Overseas wrap: Africa shines
With a bumper weekend of European rugby, several South Africans were plying their trade in the Heineken and Challenge Cups, as well as a PRO12 derby.
Comeback king, Juan Smith, did not make as big an impression upon Munster in Sunday's semi-final as he had done against their Irish rivals Leinster in the previous round, but barring the odd silly knock-on the Springbok can be satisfied with his display in a fearsome breakdown tussle.
Danie Rossouw also showed up well in the loose for Toulon, but was out of sorts in the lineout and spilled the ball with a glorious scoring opportunity beckoning. Speedster Bryan Habana has had his time in the south of France blighted by hamstring injuries, and he was taken off early in the second-half on Sunday. Still, his pace and direct running caused Munster problems, with only a super James Downey tap-tackle preventing Habana's scything midfield break yielding more than field position. He did offer other line-breaks that got the competition holders on the front foot.
Michael Claassens was a second-half replacement and put in a commanding performance around the base of the ruck as Toulon saw out the victory.
For Munster, CJ Stander impressed in the contact area, and though BJ Botha was up against it at scrum-time, his side of the set-piece largely held its own.
So nothing too special to report from Marseille, but Africans were the stars of the show a day earlier as Saracens demolished Clermont at Twickenham. Schalk Brits was at his best in the loose, showcasing the full extent of his footballing ability and tremendous running speed and tenacity in defence, while Namibian flanker and man-of-the-match Jacques Burger was a ferocious tackle machine the Frenchmen couldn't handle. Neil De Kock also injected some pace and fluidity at scrum-half before being replaced in what looked like a pre-planned move from Sarries on 50 minutes.

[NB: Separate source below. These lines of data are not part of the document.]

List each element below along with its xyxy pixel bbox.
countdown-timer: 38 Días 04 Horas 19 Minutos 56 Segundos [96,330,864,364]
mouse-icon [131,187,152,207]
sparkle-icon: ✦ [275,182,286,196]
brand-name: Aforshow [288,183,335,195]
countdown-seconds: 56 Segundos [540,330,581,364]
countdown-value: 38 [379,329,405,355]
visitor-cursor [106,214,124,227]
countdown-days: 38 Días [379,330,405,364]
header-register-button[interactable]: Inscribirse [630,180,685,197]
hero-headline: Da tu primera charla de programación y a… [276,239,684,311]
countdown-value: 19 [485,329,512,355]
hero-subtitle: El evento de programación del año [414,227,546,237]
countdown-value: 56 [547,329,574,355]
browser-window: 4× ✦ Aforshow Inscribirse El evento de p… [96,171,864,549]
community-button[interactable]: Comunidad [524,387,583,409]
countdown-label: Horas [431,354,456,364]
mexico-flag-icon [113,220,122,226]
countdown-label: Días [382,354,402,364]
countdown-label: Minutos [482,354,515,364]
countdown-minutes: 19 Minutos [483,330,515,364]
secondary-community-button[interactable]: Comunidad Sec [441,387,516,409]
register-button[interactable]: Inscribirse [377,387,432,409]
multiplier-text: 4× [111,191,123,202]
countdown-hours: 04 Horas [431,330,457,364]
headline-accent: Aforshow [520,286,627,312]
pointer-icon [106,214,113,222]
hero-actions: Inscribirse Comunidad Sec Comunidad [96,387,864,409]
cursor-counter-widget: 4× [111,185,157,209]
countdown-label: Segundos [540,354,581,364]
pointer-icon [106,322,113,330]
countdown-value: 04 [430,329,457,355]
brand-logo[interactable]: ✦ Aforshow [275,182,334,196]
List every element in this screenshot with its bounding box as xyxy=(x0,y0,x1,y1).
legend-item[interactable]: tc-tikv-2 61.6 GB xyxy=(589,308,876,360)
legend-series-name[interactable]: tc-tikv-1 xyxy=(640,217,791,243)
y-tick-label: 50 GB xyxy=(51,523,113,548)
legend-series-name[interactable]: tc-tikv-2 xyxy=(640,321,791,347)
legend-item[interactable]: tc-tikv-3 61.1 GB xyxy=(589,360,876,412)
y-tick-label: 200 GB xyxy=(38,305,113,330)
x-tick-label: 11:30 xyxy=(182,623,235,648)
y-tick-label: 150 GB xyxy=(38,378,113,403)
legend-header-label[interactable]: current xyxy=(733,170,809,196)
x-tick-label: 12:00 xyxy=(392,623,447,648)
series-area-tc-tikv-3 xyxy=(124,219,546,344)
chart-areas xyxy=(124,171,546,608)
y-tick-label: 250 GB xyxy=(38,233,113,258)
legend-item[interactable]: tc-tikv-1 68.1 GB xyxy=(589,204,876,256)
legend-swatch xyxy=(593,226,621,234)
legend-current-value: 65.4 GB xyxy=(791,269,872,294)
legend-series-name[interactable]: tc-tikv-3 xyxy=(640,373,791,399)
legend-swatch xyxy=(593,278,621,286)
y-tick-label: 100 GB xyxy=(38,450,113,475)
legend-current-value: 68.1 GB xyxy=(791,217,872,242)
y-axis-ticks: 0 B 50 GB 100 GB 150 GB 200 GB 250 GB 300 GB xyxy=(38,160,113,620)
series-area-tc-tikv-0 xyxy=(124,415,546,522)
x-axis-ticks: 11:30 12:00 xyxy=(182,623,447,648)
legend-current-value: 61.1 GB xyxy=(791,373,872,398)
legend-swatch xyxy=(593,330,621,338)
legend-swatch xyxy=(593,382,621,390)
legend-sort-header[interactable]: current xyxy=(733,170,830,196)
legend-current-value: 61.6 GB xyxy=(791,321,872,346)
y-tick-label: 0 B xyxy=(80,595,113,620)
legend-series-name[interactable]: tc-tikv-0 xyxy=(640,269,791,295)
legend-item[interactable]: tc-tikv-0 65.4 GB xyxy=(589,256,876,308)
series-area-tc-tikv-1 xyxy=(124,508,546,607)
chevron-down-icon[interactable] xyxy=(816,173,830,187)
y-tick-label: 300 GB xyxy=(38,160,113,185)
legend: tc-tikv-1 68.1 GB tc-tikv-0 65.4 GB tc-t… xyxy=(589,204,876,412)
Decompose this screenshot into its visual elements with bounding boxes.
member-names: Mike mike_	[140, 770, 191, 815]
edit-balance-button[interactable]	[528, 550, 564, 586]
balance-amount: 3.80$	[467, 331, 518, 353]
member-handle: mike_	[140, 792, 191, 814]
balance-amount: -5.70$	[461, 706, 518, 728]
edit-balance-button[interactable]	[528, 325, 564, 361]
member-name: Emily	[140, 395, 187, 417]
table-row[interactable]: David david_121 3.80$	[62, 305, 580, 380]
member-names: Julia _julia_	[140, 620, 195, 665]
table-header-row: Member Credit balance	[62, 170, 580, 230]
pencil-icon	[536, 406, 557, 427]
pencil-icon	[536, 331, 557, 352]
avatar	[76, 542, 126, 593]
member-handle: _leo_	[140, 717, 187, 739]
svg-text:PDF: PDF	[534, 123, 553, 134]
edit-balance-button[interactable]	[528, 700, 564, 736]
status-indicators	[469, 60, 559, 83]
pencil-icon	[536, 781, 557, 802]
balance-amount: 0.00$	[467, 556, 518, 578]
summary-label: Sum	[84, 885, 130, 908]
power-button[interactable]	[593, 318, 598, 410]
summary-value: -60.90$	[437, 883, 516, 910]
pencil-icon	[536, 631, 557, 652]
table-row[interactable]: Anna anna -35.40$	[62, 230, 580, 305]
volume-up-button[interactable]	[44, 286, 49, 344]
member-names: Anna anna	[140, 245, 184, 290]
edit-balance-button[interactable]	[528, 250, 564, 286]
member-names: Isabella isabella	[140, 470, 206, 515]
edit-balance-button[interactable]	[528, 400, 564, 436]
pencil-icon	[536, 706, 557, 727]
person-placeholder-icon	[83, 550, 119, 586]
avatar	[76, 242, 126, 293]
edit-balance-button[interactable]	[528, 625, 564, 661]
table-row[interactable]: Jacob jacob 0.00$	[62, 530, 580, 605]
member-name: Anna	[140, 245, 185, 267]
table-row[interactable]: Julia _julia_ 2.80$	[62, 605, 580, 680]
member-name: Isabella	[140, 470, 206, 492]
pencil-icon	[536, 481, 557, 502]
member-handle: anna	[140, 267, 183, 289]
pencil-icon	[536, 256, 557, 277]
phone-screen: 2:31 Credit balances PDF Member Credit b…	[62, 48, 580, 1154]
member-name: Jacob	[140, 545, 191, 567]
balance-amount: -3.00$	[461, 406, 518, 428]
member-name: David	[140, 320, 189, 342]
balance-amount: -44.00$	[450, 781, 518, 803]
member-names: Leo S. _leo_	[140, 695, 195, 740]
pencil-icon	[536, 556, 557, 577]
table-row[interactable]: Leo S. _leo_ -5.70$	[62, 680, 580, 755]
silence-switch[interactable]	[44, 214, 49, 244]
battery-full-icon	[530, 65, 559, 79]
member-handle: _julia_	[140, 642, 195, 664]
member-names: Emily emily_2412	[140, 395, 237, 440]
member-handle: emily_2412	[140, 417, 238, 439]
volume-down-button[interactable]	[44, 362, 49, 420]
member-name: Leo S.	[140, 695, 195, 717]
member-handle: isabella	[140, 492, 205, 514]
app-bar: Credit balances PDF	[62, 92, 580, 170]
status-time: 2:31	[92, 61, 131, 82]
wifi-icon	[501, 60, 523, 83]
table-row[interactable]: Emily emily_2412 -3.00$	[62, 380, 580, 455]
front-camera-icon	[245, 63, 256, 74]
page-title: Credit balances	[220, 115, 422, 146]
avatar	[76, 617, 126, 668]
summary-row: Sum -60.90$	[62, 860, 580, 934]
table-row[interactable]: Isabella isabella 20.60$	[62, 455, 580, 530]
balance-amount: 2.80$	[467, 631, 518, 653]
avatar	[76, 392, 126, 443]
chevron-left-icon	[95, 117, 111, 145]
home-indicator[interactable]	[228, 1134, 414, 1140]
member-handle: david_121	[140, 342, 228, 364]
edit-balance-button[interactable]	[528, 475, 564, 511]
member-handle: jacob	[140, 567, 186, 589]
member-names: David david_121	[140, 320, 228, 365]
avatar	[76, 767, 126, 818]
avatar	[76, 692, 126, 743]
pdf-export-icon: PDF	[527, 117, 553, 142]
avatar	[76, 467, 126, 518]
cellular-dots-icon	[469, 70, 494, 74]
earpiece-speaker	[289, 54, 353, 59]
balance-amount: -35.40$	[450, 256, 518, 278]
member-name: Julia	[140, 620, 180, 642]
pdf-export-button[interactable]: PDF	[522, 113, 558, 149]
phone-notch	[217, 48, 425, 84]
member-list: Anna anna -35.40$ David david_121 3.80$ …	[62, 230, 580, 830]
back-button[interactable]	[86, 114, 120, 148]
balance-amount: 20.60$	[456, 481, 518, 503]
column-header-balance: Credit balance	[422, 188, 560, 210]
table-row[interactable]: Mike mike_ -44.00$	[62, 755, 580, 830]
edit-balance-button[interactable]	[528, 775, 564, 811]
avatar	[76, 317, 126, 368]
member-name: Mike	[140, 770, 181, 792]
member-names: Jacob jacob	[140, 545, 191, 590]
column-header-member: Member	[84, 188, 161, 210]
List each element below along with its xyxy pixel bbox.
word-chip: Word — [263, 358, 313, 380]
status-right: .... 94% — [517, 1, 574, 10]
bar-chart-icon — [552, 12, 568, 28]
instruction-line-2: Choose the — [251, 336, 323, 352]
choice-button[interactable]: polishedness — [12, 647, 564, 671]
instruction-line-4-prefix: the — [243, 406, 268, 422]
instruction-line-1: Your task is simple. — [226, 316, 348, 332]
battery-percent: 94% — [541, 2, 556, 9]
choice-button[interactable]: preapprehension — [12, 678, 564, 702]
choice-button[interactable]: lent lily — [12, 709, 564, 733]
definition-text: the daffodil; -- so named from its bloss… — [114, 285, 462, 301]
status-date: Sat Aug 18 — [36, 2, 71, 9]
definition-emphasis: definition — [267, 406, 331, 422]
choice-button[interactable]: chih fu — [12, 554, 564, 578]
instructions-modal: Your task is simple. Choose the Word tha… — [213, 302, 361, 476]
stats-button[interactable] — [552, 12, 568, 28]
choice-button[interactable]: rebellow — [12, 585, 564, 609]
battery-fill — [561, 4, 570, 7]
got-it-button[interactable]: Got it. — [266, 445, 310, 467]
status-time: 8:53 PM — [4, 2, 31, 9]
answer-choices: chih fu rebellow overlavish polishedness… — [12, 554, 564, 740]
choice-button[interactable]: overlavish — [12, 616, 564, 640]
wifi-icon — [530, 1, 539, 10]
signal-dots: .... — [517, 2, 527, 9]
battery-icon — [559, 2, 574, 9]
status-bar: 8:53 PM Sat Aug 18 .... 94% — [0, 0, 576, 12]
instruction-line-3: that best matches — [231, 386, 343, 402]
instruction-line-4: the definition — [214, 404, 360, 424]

In the PRO12, South African representation was high as Glasgow Warriors eased past Alan Solomons' inconsistent Edinburgh side. "Solly"'s pre-season vow to alter Edinburgh's free-spirited but defensively naive approach has been partially successful, with a decent improvement upon last season's shambles. But despite the all-action Cornell du Preez, Zimbabwean-born Dave Denton and Botswana-born Roddy Grant in their back-row, the side's missed tackles and slack defence continue to prove their downfall as Glasgow won the derby game and with it the two-legged 1872 Cup.
Tighthead prop Willem Nel notched yet another try on Saturday in a forward pack that included Du Preez and lock Izak van der Westhuizen - who was sin-binned - while Carl Bezuidenhout and Andries Strauss had a mixed day at the office at ten and inside centre respectively.
For the Warriors, Josh Strauss, now committed to representing Scotland internationally, was typically abrasive and dynamic with ball in hand.
Elsewhere over the weekend, the Challenge Cup saw Ashley Johnson's Wasps lose 24-18 to Bath in the semi-final, as Francois Louw watched his team-mates from the sideline due to injury. Johnson scored with 14 minutes left to narrow matters to the aforementioned scoreline but Bath held on.